Additional value of microvascular flow imaging in the assessment of cystic and solid renal lesions.

Autor: Járay Á; 1Department of Medical Imaging, Medical School, University of Pécs, Pécs, Hungary., Farkas PI; 1Department of Medical Imaging, Medical School, University of Pécs, Pécs, Hungary., Semjén D; 2Department of Pathology, Medical School, University of Pécs, Pécs, Hungary., Battyáni I; 1Department of Medical Imaging, Medical School, University of Pécs, Pécs, Hungary., Botz B; 1Department of Medical Imaging, Medical School, University of Pécs, Pécs, Hungary.; 3Molecular Pharmacology Research Team and Centre for Neuroscience, János Szentágothai Research Centre, University of Pécs, Hungary.
Jazyk: angličtina
Zdroj: Physiology international [Physiol Int] 2023 Feb 08; Vol. 110 (1), pp. 52-63. Date of Electronic Publication: 2023 Feb 08 (Print Publication: 2023).
DOI: 10.1556/2060.2022.00133
Abstrakt: Background: Contrast enhanced ultrasound (CEUS) is increasingly used in the evaluation of renal lesions, however, its availability remains limited. Thus, sensitive noncontrast ultrasound evaluation of renal lesion vascularity is an unmet need.

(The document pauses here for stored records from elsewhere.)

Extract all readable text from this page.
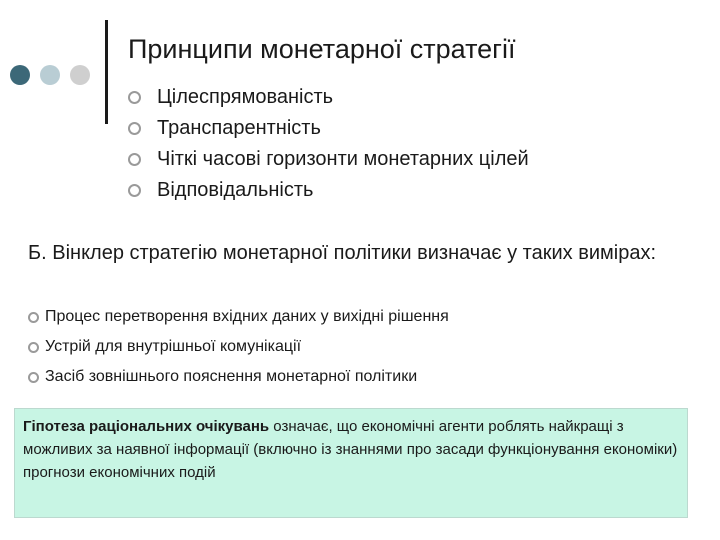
Принципи монетарної стратегії
Цілеспрямованість
Транспарентність
Чіткі часові горизонти монетарних цілей
Відповідальність
Б. Вінклер стратегію монетарної політики визначає у таких вимірах:
Процес перетворення вхідних даних у вихідні рішення
Устрій для внутрішньої комунікації
Засіб зовнішнього пояснення монетарної політики
Гіпотеза раціональних очікувань означає, що економічні агенти роблять найкращі з можливих за наявної інформації (включно із знаннями про засади функціонування економіки) прогнози економічних подій
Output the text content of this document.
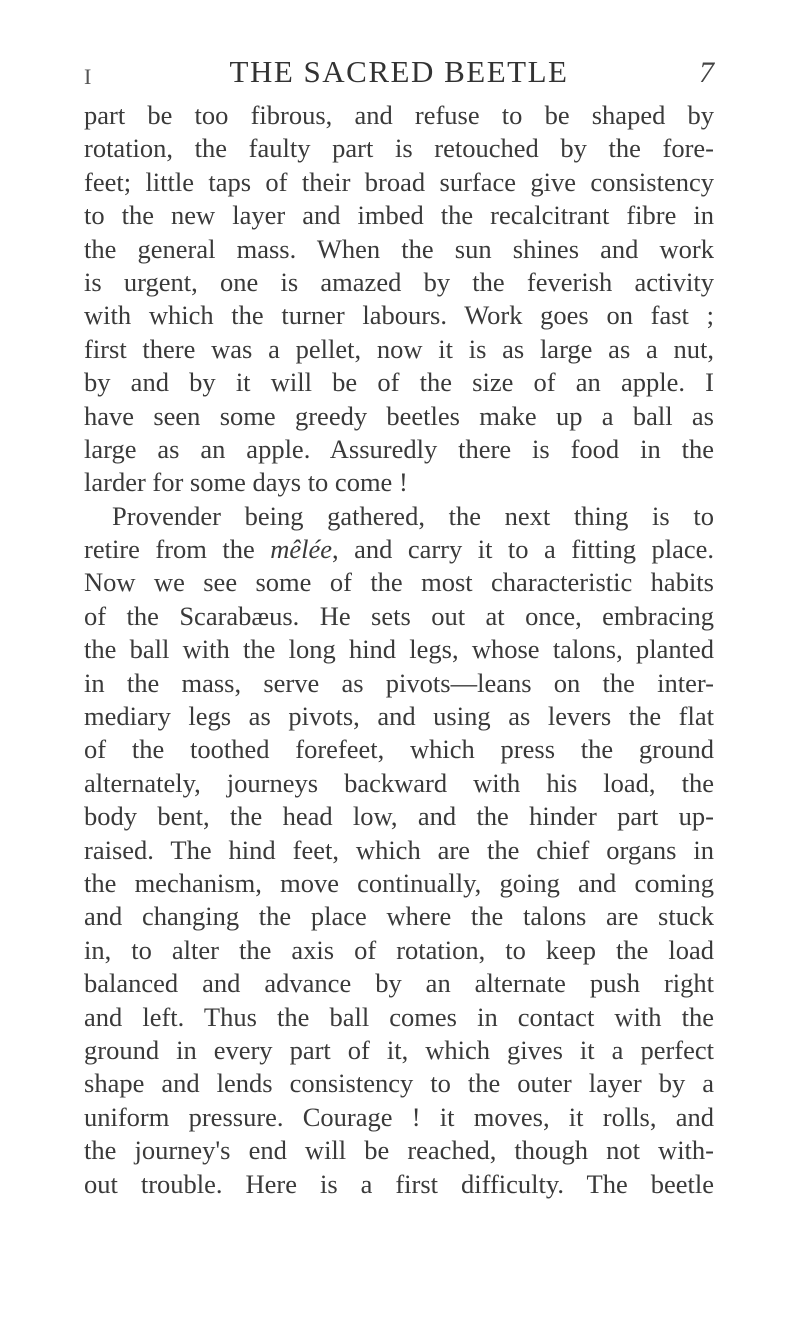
I	THE SACRED BEETLE	7
part be too fibrous, and refuse to be shaped by
rotation, the faulty part is retouched by the fore-
feet; little taps of their broad surface give consistency
to the new layer and imbed the recalcitrant fibre in
the general mass. When the sun shines and work
is urgent, one is amazed by the feverish activity
with which the turner labours. Work goes on fast ;
first there was a pellet, now it is as large as a nut,
by and by it will be of the size of an apple. I
have seen some greedy beetles make up a ball as
large as an apple. Assuredly there is food in the
larder for some days to come !
Provender being gathered, the next thing is to
retire from the mêlée, and carry it to a fitting place.
Now we see some of the most characteristic habits
of the Scarabæus. He sets out at once, embracing
the ball with the long hind legs, whose talons, planted
in the mass, serve as pivots—leans on the inter-
mediary legs as pivots, and using as levers the flat
of the toothed forefeet, which press the ground
alternately, journeys backward with his load, the
body bent, the head low, and the hinder part up-
raised. The hind feet, which are the chief organs in
the mechanism, move continually, going and coming
and changing the place where the talons are stuck
in, to alter the axis of rotation, to keep the load
balanced and advance by an alternate push right
and left. Thus the ball comes in contact with the
ground in every part of it, which gives it a perfect
shape and lends consistency to the outer layer by a
uniform pressure. Courage ! it moves, it rolls, and
the journey's end will be reached, though not with-
out trouble. Here is a first difficulty. The beetle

Methods: In this single-center, retrospective study we assessed microvascular flow imaging (MV-flow) compared to CEUS in the evaluation of complex renal cysts and solid lesions. Out of 92 patients 28 were evaluated with both CEUS and MV-flow. Color Doppler, CEUS, and MV-flow was performed in 13 cases, whilst MV-flow, CEUS, and contrast-enhanced MV-flow (CE-MV-flow) was done in 16 cases. The CEUS diagnosis was considered gold standard.
Results: MV-flow showed a substantial agreement with the CEUS diagnosis (weighted Kappa = 0.806), excluding equivocal lesions (Bosniak 2F). MV-flow substantially outperformed color Doppler (weighted Kappa = 0.77 vs. 0.133). The agreement of CE-MV-flow and MV-flow was comparable (weighted Kappa = 0.79 vs. 0.69).
Conclusion: MV-flow significantly improves evaluation of renal lesion vascularity compared to conventional techniques. However, the sensitivity is limited for equivocal lesions (e.g. Bosniak 2F cysts). Thus, MV-flow should be used as an ancillary technique, not as a substitute to CEUS. Current MV-flow presets are ill-suited for postcontrast imaging, therefore specific presets optimized for this purpose are needed to establish its potential.